3.1 – What You Will Need
- A git repository hosted on a server, such as the ETH-internal GitLab or the public GitHub.
- The link to the repository you want to use.
- Which branch of the repository should be used.
- Optionally, a file that should be opened automatically on entering JupyterHub.
- If your repository is private, an access token with read permissions.
3.2 – How It Works
The whole process works using a plugin known as nbgitpuller. Every time your students click the Moodle link to their Jupyter workspace, nbgitpuller will synchronise it with the git repository you have linked. Any changes the students have made to their own workspaces and/or files will be preserved, so it is safe to update a notebook even mid-lecture. The plugin uses a specialised set of merging rules to achieve this, which you can read more about here.
This way, you can be sure that all your students will have the most recent version of whatever files you want them to have. However, nbgitpuller will only check for changes in the git repository whenever the Moodle link to JupyterHub is clicked, not while a student is actively working in their workspace. If you decide to correct an error or add a new file mid-lecture, be sure to have each of your students click the link again to download the changes.
Pushing Changes Back to the Repository
nbgitpuller does not provide a way to push changes you’ve made back to the remote repository. This is by design, as the plugin is intended only for pulling from repositories, but not for pushing to them. Treat the directory managed by nbgitpuller as a read-only resource,
If you want to use your repository directly from within Jupyter to develop your course, read more about this in the following chapter.
3.3 – Preparing the Repository
It is recommended that you set up your repository in a way that makes it easy to tell which files belong to which assignment/lecture. An easy way to do this would be using a new folder for each new component of your course. Make your changes to the repository, upload what files you or your students will need, and take note of the url to the repository and the branch you intend to use. In the image below, we’ll use GitLab as an example.
The current branch is highlighted in the above picture. By default, this will be the “main” branch, or “master” for older repositories.
With all this information ready, you’re almost good to go. If your repository is private (i.e., not accessible to the broad public), you’ll need to create an access token by following the steps below.
Token Lifetime
A token has a limited lifetime, enforced by the git hoster. When the token has expired, the Jupyter notebooks connected to the git repository will fail to launch. Git stores the access token locally, and will always use this token, regardless of a newer token configured in Moodle.

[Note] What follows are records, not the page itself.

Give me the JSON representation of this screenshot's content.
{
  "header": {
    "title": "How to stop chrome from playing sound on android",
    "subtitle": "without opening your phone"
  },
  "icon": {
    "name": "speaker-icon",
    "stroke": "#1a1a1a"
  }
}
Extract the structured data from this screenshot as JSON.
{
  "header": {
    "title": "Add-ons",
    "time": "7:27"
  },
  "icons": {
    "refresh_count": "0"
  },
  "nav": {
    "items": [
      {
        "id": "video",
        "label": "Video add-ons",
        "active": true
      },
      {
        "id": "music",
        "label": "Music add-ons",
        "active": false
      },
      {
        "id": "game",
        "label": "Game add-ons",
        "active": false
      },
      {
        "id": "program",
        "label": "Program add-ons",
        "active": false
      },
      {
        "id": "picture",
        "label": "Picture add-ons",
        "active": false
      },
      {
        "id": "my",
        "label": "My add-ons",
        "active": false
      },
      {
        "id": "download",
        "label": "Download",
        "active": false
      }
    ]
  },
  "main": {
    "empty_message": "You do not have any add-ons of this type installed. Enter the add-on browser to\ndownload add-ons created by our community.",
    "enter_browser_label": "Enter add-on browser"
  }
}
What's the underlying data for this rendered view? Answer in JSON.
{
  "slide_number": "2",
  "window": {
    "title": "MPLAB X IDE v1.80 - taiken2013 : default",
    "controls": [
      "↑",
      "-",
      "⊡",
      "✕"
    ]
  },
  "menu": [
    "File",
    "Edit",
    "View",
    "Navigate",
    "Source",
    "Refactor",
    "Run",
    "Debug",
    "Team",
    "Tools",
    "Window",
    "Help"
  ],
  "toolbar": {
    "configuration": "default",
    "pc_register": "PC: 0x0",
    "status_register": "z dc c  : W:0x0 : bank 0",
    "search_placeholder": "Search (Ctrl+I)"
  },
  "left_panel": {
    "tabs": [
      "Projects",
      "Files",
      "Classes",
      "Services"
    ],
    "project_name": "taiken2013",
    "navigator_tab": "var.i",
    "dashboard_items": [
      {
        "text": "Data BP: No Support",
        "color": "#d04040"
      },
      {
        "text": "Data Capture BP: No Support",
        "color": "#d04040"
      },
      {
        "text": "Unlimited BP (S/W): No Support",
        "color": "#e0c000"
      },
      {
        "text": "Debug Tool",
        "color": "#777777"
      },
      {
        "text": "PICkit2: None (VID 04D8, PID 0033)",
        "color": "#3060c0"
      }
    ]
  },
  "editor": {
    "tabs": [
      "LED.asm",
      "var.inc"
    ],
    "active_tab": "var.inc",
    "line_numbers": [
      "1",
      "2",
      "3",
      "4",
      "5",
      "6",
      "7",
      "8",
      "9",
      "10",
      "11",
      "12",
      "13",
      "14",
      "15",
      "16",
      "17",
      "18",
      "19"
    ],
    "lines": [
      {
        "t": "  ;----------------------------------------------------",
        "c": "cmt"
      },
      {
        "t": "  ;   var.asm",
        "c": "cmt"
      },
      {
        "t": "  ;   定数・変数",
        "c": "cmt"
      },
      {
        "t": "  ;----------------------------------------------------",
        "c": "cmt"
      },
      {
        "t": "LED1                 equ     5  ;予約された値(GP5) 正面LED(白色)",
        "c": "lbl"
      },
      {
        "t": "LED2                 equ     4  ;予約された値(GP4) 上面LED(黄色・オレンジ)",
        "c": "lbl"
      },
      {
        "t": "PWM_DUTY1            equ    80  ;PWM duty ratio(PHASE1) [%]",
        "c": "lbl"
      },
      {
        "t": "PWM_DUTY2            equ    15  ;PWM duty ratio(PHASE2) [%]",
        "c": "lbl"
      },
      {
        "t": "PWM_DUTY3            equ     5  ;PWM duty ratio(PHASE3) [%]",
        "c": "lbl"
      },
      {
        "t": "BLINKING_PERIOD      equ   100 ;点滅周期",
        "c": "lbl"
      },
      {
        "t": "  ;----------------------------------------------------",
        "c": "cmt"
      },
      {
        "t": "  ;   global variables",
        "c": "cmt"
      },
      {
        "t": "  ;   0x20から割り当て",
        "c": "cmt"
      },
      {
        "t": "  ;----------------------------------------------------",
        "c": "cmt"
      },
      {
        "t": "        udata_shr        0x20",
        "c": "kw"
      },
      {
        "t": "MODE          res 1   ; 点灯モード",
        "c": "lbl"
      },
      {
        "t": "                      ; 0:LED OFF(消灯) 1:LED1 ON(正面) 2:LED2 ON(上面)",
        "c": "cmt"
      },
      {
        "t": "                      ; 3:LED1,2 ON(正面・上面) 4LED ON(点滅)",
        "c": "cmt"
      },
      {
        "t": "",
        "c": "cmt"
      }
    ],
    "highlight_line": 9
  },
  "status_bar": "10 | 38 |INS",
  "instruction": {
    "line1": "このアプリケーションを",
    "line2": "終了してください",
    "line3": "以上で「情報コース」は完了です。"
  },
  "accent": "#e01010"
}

You may create a new token and contact Jupyter support (see below), who will replace the token in Moodle and in the local repositories in the home directories of the course participants.
3.4 – Creating an Access Token in GitLab
In GitLab, create a new access token by navigating to your project’s “Settings” [latex]\to[/latex] “Access Tokens”.
Choose a descriptive name for your access token so you’ll remember what you created it for in the future. If you give it an expiration date, set it to a point in time beyond whatever is the latest date you expect your students to interact with your course. Otherwise, if the token expires while your students are still trying to sync their Jupyter workspace with your repository, you’ll have to create a new one. The two crucial settings are role and scope. “Reporter” allows the token to see the repository, but not make any changes, which is enough for our purposes. The role “Guest” is not sufficient! Then, make sure you tick the “read_repository” permission and click “Create project access token”.
The page will reload and display a long string of letters and numbers: your newly created token. Make sure you leave this GitLab page open, as you will not be able to view the token again once you close the page. You should now have everything ready to contact us for setting up nbgitpuller.
3.5 – Creating an Access Token on GitHub
Access tokens on GitHub are different in that, traditionally, they grant access across all owned repositories with no option to limit the scope. For a use case like this one, this would be undesirable. However, GitHub is currently beta testing a new feature called Fine-Grained Tokens, an erstwhile documentation can be found here.
If you create a Fine-Grained Access Token, you can select the repository to which you want to grat read-access under “Only select repositories”. Under “Permissions”, make sure to grant “Read-only” access to “Contents” of your repository. Selecting “Metadata” for “Read-only” access is mandatory and the default setting.
3.6 – Contacting UTL/EduIT
Send us an e-mail to jupyterhub@ethz.ch with the above information and let us know you’d like to have nbgitpuller set up for your JupyterHub environment. If your course has not previously used JupyterHub, you should also include some additional information we’ll need for the first time setup as described here.